HACKER Q&A
📣 Harlekuin

Why aren't SQL queries compiled?


If the database knew what queries were running ahead of time and have them compiled you could easily defend against SQL injection because the SQL isn't being interpreted as it's run, and it would be possible to run analysis over the query to see if there are any indexes or implementations missing that could speed it up. Something like a stored procedure's variable substitution but not interpreted when called.


  👤 DougMerritt Accepted Answer ✓
The most difficult aspect of this is that SQL is typically called from some other language (Javascript, C++, whatever), which gets data from somewhere (a web form, a previous database query, a file) and needs to plug it into a new SQL query, which generally needs to be sent to an SQL interpreter ("SELECT $DATA1 FROM $DATA2" etc), not to an inflexible pre-made compiled SQL command.

And that obviously is susceptible to injection attacks.

Really the only general way around this would be if all of those other languages had an API to communicate with a relational backend which did not interpret SQL at all, but rather only offered things like select_statement(fieldname, tablename, ...)
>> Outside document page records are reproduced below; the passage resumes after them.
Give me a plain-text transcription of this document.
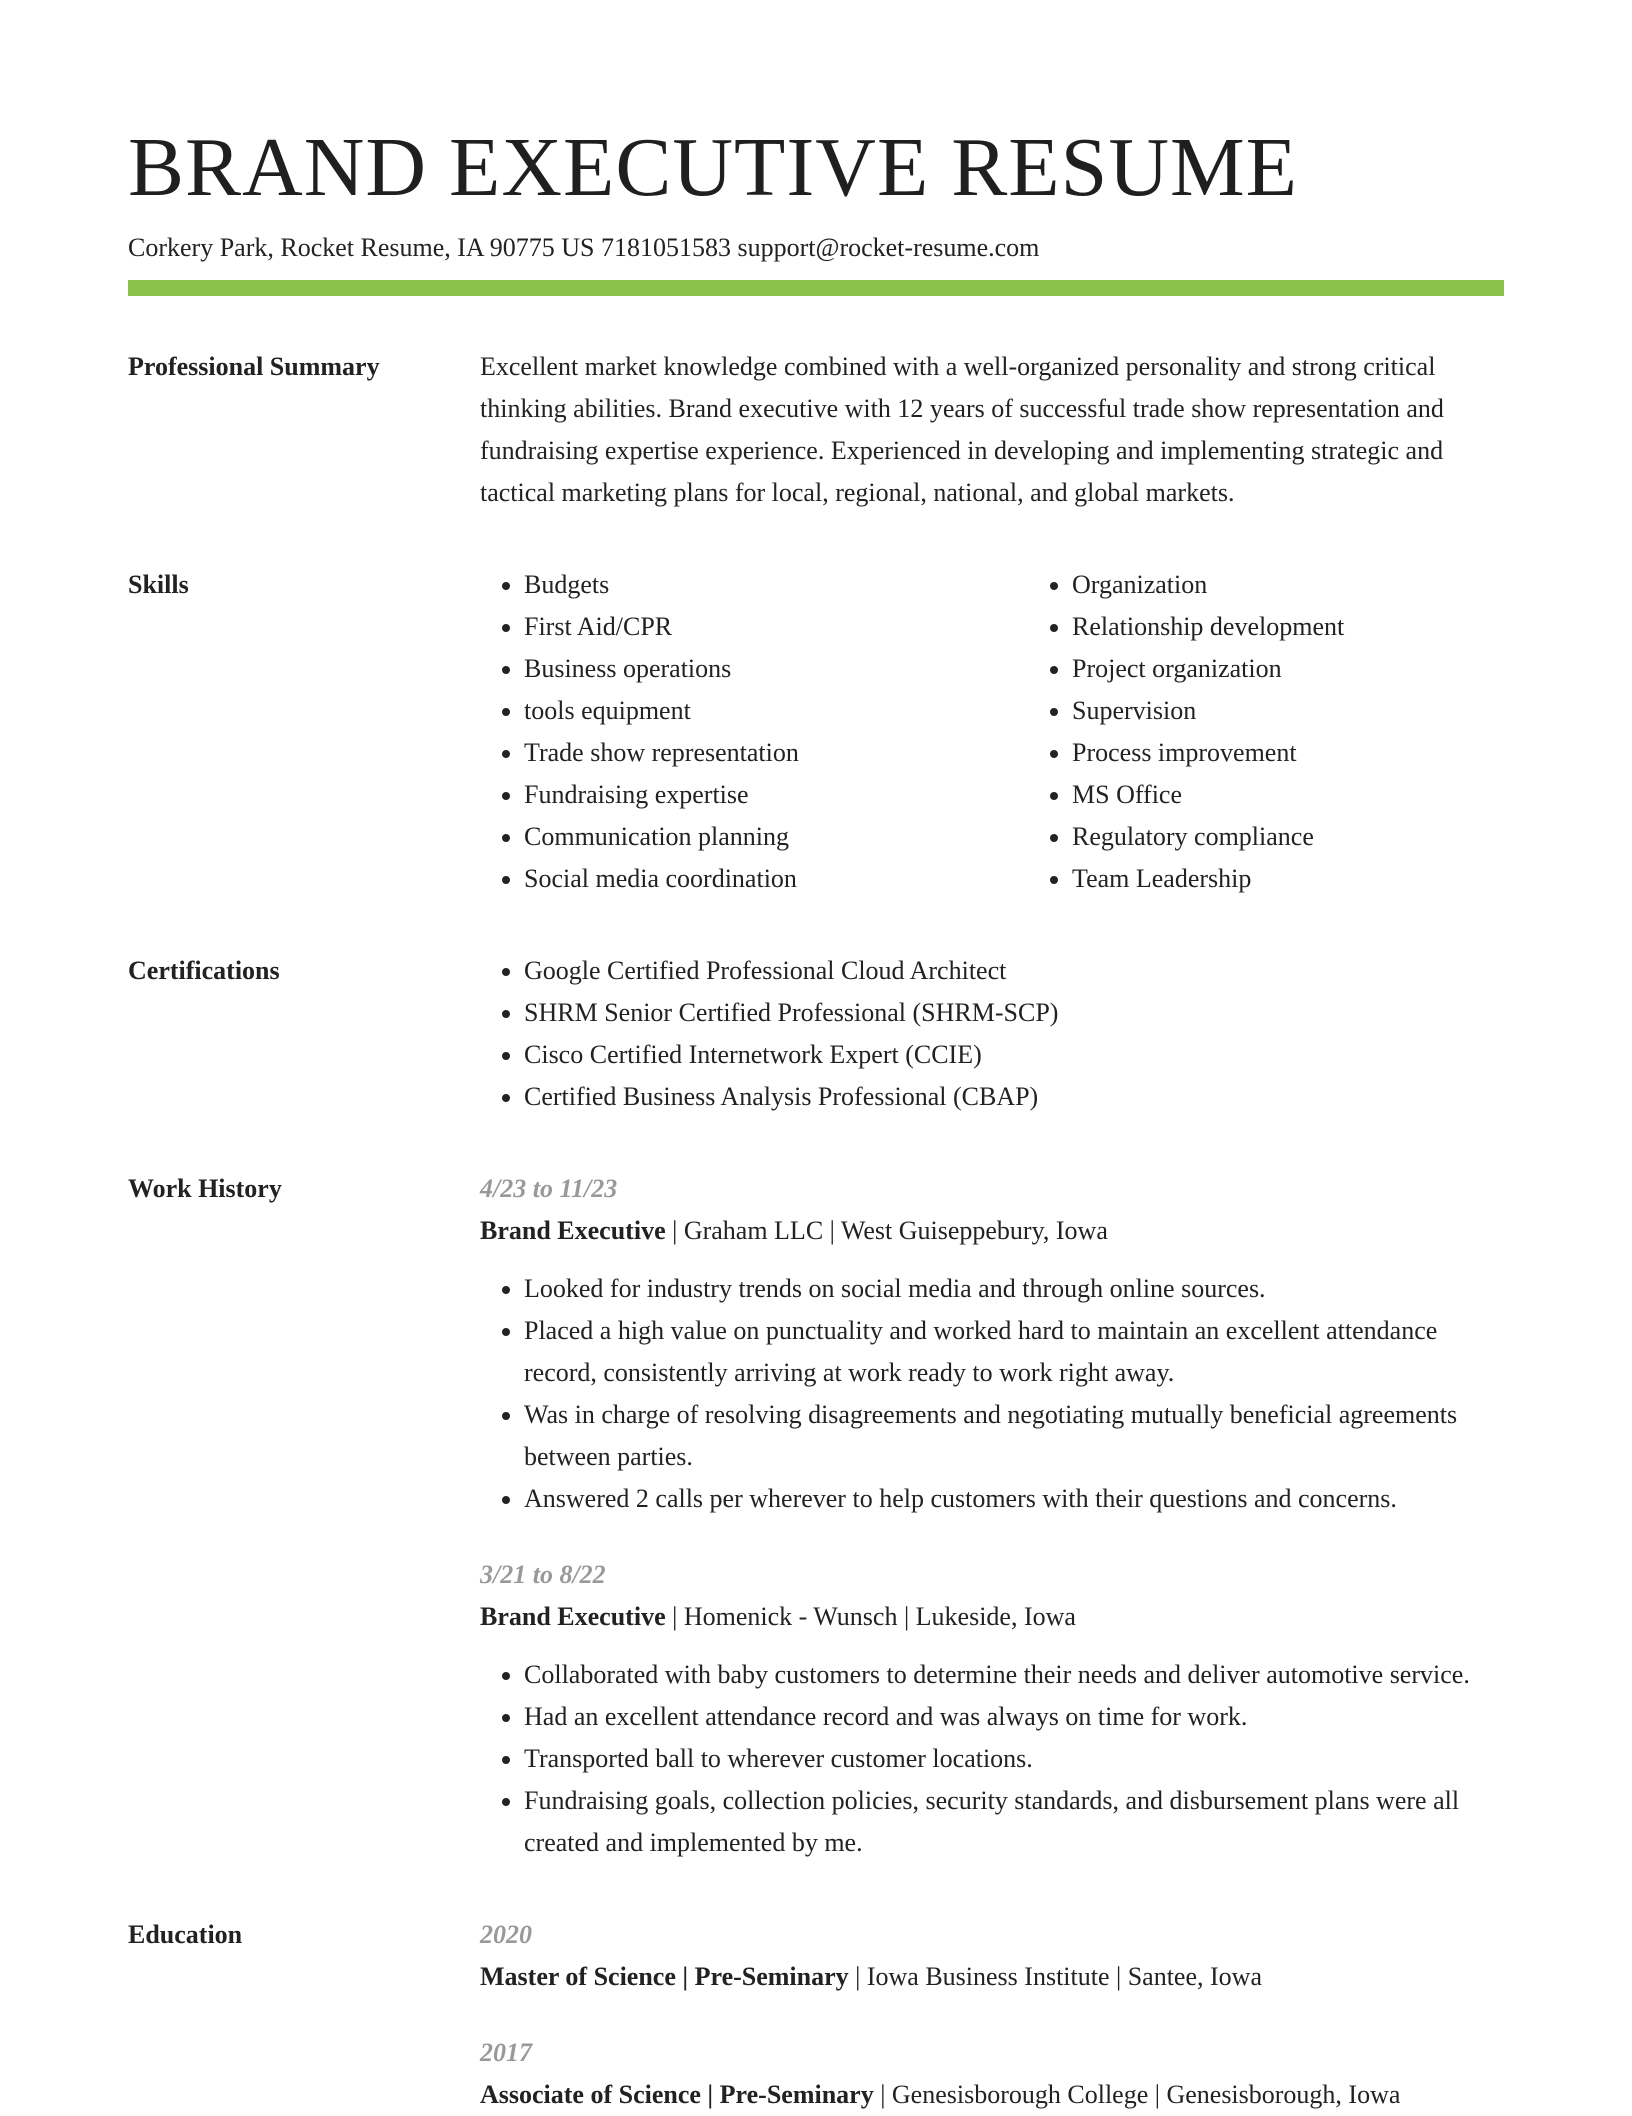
BRAND EXECUTIVE RESUME
Corkery Park, Rocket Resume, IA 90775 US 7181051583 support@rocket-resume.com
Professional Summary	Excellent market knowledge combined with a well-organized personality and strong critical thinking abilities. Brand executive with 12 years of successful trade show representation and fundraising expertise experience. Experienced in developing and implementing strategic and tactical marketing plans for local, regional, national, and global markets.

Skills	• Budgets
• First Aid/CPR
• Business operations
• tools equipment
• Trade show representation
• Fundraising expertise
• Communication planning
• Social media coordination
• Organization
• Relationship development
• Project organization
• Supervision
• Process improvement
• MS Office
• Regulatory compliance
• Team Leadership
Certifications	• Google Certified Professional Cloud Architect
• SHRM Senior Certified Professional (SHRM-SCP)
• Cisco Certified Internetwork Expert (CCIE)
• Certified Business Analysis Professional (CBAP)
Work History	4/23 to 11/23
Brand Executive | Graham LLC | West Guiseppebury, Iowa
• Looked for industry trends on social media and through online sources.
• Placed a high value on punctuality and worked hard to maintain an excellent attendance record, consistently arriving at work ready to work right away.
• Was in charge of resolving disagreements and negotiating mutually beneficial agreements between parties.
• Answered 2 calls per wherever to help customers with their questions and concerns.
3/21 to 8/22
Brand Executive | Homenick - Wunsch | Lukeside, Iowa
• Collaborated with baby customers to determine their needs and deliver automotive service.
• Had an excellent attendance record and was always on time for work.
• Transported ball to wherever customer locations.
• Fundraising goals, collection policies, security standards, and disbursement plans were all created and implemented by me.
Education	2020
Master of Science | Pre-Seminary | Iowa Business Institute | Santee, Iowa
2017
Associate of Science | Pre-Seminary | Genesisborough College | Genesisborough, Iowa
Such interfaces exist, but I'm not really familiar with them, nor why they're not universally used -- except to note that it's a lot of work to create an SQL library. Look at the SQL language; it's a lot to support, particularly if you need to avoid 100 arguments passed to a function, etc. (Just saying one shouldn't leap to trivializing such projects.)


👤 drittich
Queries are compiled, i.e., a query plan is created and then executed. Depending on various things that plan may get re-used the next time the query is run. So what you are talking about exists. Databases can examine the plans, database statistics, and the resulting metrics from executing the plan and make recommendations about indexes.

👤 PaulHoule
A SQL engine can use any method it wants to execute a query.

For instance if you wanted to make a SQL engine that lets you write a SELECT on tables that are csv files that writes a C program and then compiles it with a C compiler that's up to you.
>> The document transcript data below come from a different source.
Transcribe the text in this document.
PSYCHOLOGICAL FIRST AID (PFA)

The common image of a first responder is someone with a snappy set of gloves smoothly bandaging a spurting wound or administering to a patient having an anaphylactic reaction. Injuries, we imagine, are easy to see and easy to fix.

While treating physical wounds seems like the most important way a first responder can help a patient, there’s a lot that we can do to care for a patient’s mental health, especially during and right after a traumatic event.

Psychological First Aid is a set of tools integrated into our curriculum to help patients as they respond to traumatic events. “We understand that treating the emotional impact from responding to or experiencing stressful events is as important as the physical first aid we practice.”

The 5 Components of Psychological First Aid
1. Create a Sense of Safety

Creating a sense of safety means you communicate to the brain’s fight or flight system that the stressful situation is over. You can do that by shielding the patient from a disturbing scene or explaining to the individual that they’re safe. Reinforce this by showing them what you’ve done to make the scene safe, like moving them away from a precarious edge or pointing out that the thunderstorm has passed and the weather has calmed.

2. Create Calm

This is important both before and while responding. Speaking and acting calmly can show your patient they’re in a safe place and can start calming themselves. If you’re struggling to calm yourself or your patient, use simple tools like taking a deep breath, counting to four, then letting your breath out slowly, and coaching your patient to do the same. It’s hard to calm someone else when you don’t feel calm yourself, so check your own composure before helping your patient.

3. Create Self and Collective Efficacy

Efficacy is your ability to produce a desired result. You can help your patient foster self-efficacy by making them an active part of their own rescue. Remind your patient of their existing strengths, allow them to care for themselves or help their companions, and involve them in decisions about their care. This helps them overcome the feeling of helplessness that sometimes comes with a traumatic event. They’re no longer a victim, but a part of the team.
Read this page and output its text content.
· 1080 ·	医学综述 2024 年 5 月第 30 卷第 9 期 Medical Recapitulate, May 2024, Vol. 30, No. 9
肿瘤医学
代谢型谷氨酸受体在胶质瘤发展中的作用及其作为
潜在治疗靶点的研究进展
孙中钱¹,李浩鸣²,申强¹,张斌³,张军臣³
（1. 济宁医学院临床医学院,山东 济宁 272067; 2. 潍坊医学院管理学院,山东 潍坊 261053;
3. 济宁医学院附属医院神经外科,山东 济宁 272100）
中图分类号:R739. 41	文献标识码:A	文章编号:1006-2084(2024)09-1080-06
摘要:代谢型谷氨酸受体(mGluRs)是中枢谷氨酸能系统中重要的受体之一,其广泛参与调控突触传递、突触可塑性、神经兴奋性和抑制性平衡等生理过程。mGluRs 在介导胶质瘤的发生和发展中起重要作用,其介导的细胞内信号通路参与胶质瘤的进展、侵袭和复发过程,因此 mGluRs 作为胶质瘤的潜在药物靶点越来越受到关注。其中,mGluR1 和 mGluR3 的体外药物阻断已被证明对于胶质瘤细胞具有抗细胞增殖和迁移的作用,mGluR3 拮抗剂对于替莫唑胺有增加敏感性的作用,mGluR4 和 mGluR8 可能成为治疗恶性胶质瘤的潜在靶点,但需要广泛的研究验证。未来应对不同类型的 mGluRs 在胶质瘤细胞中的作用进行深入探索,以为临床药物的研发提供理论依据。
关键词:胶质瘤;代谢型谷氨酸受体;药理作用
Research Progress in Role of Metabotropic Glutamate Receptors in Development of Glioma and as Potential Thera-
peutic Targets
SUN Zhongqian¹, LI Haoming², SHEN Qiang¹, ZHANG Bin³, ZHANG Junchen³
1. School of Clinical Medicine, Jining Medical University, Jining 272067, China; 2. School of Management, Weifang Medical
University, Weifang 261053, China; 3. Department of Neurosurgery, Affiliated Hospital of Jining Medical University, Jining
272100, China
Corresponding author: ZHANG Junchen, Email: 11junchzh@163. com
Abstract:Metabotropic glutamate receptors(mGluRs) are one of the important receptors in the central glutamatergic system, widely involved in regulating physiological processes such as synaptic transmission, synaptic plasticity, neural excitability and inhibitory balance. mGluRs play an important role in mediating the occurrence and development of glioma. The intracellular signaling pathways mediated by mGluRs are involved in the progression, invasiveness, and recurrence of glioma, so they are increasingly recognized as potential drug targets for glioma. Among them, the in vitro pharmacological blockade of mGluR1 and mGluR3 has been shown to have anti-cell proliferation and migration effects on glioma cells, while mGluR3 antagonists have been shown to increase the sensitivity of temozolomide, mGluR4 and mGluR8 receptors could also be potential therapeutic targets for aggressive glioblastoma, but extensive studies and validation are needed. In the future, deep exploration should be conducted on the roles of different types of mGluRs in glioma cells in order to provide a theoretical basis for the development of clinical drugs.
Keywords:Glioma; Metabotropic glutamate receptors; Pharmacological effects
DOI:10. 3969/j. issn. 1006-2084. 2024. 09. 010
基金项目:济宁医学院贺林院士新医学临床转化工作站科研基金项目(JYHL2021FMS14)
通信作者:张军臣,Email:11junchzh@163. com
In particular a SQL engine can compile stored procedures ahead of time and back in the day I worked at a few places that put "business logic" into SQL procedures, that is, 100% of the SQL access is done through stored procedures, the same way that many web applications define a front end in Java or Node that exposes data to a Javascript front end.

If you build an app that way you can put a SQL specialist in charge of the SQL interface and also know the application is immune to SQL injection attacks.


👤 icedchai
Prepared statements are parameterized (avoiding SQL injection) and can pre-compiled (what this really means depends on the implementation.)

👤 pgh
It’s a declarative language and it’s compiled into an execution "plan", and parameterised queries (bind variables, prepared statements, whatever you want to call them) are passed at runtime. When you dynamically build queries by concatenation you bypass this compilation phase (parse, compute plan, etc.), and spend unnecessary time on near identical queries.

If you want many more gory details, this is a good watch: https://youtu.be/eurwtUhY5fk


👤 gregjor
Modern relational database systems do all of this already, have for decades.

👤 moomoo11
Isn’t that what prepared statements basically are?